The Federal Court dismissed the taxpayer’s application for judicial review. The Court held that accepting the taxpayer’s arguments would put him in a “better position” than ordinary taxpayers if amounts classified as non-taxable loans could not later be penalized by the Minister.
This decision raises questions about the scope of protection offered by the VDP. The Court’s reasons appear to preclude the existence of any legitimate disagreement between taxpayers and the Minister as to the classification of particular amounts as taxable or non-taxable. This provides future taxpayers who are considering applying to the VDP with a catch-22. If a taxpayer characterizes certain amounts in a VDP application as non-taxable and the Minister later disagrees, the Minister will be free to penalize the taxpayer for that characterization. However, if a taxpayer chooses to not disclose these amounts at all, the VDP application might not be considered “complete” (one of the requirements for an acceptable application) and the taxpayer therefore risks being penalized on all disclosed amounts, whether characterized as taxable or not.
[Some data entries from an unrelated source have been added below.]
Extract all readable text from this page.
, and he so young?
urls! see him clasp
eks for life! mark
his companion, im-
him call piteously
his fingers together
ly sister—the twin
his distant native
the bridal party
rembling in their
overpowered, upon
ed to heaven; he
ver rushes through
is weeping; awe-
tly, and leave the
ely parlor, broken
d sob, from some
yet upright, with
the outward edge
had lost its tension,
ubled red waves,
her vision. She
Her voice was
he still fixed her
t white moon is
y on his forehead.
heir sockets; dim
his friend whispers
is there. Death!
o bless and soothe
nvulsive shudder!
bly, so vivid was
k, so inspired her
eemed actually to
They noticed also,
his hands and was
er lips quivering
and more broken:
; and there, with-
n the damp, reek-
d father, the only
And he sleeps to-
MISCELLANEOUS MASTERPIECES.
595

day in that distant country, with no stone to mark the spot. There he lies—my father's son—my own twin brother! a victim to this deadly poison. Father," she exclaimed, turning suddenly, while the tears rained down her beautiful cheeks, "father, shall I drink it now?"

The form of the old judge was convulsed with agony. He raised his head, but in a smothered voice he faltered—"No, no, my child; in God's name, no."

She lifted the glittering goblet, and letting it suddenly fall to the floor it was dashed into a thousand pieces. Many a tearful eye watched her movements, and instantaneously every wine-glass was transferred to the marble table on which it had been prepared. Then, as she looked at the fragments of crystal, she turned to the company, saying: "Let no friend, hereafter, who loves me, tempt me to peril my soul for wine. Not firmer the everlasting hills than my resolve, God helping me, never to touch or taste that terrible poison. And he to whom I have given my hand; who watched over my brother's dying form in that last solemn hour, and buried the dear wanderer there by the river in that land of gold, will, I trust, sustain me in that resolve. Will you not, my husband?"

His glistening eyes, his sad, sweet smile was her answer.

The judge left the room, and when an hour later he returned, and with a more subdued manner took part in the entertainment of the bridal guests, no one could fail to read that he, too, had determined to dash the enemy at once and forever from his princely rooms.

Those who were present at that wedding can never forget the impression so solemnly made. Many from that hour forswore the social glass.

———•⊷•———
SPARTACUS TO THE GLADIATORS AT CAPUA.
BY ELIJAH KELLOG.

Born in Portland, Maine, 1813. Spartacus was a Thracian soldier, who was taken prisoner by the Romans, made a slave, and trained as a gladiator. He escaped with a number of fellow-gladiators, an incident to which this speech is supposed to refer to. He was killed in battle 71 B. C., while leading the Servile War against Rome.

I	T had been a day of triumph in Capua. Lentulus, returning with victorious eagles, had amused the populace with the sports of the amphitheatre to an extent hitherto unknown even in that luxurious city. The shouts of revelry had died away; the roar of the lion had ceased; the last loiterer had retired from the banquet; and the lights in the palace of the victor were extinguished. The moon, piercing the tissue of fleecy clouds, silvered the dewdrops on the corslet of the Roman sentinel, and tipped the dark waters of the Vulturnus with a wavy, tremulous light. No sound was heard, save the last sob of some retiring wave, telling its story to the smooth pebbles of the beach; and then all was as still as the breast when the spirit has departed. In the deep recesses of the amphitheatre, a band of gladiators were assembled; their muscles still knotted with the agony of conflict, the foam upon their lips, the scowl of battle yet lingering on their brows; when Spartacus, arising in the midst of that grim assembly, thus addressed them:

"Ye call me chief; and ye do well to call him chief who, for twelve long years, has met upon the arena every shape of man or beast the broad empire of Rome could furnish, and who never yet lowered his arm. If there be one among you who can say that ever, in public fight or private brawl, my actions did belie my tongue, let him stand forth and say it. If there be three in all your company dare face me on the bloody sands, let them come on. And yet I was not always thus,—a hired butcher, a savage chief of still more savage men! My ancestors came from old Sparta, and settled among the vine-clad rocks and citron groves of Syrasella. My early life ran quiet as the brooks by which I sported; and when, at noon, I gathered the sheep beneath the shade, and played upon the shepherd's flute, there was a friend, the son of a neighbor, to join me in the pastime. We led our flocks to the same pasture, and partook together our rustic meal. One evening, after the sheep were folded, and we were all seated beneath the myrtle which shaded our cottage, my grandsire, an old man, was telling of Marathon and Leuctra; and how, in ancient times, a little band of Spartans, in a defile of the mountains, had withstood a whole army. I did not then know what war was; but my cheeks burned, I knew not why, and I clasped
In effect, this decision incentivizes taxpayers to classify all amounts in a VDP application as being fully taxable, even if the taxpayer might otherwise take the position that some of those amounts are either eligible for preferential rates (e.g. capital gains) or non-taxable altogether. The taxpayer’s only recourse will then be to object to their own tax filing. This may cause some taxpayers to reconsider applying to the VDP altogether.
The Grewal decision has been appealed to the Federal Court of Appeal; no hearing date for the appeal has been set.